Aurora schnaubte beleidigt und er hörte Anuba hinter sich kichern.

„Siehst du das nicht? Es ist dein Haus!"

„Mein...", stotterte er und betrachtete das kleine Bauwerk.

„Du meinst das Schloss?" riet er und sie nickte überheblich.

„Klar! Also echt, das sieht man doch!"

„Dann hab ich wohl was an den Augen", entschuldigte er sich amüsiert. Anuba lächelte warm, als er sich aufrichtete und ihr den schweren Topf abnahm.

„Wie laufen die Verhandlungen?", fragte Arics Schwester im Plauderton, während er den Topf zum Tisch hinübertrug.

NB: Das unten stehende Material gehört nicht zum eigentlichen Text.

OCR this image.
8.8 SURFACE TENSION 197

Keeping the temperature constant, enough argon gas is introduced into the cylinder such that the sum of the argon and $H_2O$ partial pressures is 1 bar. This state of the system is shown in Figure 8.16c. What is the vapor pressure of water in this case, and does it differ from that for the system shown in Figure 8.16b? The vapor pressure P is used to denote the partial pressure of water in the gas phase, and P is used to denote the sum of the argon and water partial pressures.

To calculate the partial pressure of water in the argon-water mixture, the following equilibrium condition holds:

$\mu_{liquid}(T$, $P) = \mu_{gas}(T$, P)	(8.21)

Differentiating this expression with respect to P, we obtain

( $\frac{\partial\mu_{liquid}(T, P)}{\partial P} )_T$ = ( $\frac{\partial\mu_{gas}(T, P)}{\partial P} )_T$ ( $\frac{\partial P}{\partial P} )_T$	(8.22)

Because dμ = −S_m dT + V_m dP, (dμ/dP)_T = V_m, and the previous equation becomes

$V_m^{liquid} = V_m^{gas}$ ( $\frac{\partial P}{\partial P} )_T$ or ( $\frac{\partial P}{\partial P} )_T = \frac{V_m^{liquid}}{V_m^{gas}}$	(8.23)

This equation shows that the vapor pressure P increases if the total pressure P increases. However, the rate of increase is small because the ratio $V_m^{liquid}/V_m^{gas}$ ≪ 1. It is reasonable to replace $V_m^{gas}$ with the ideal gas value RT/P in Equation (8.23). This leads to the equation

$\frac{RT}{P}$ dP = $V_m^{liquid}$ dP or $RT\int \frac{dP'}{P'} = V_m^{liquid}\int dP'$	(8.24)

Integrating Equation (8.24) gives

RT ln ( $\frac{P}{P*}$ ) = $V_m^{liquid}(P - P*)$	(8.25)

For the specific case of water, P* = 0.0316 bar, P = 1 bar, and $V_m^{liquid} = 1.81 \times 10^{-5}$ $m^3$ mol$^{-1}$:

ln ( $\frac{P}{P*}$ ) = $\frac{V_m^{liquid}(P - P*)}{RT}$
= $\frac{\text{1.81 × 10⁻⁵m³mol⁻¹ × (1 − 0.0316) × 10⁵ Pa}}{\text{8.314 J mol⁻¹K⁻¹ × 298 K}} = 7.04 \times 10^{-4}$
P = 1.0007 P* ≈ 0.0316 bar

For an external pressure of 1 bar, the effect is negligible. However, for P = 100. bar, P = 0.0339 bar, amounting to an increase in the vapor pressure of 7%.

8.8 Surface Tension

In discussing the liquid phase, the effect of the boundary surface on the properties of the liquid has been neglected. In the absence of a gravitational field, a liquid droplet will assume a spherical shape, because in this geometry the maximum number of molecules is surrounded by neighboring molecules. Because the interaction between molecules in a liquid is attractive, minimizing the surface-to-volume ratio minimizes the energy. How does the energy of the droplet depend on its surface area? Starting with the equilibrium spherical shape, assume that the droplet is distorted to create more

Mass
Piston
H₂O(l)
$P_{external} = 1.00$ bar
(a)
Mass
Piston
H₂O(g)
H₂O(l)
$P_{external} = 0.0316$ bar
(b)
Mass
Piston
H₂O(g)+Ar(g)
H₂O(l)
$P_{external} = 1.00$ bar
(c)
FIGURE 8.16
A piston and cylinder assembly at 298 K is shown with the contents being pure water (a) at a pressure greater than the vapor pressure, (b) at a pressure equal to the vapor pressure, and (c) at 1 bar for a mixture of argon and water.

„Kargoff ist schwer zu knacken. Ich habe an seine Vernunft appelliert, an sein Mitgefühl, ihm Honig ums Maul geschmiert, bis mir selbst davon schlecht wurde, ihm jeden nur erdenklichen Vorteil eingeräumt, den ich mir leisten konnte. Wenn ich wüsste, was genau er gegen Aric hat, könnte ich ihn vielleicht anders beeinflussen. Aber ich verstehe den Mann einfach nicht."

„Er ist ein hirnloser Idiot. Die Schwärze hat ihn schlimm erwischt. Nichts mehr übrig in dem hohlen Schädel", brummte Aric hinter ihm missmutig.

„Aric!", prustete Anna. „Aurora kuckt sich dein schlechtes Benehmen noch ab."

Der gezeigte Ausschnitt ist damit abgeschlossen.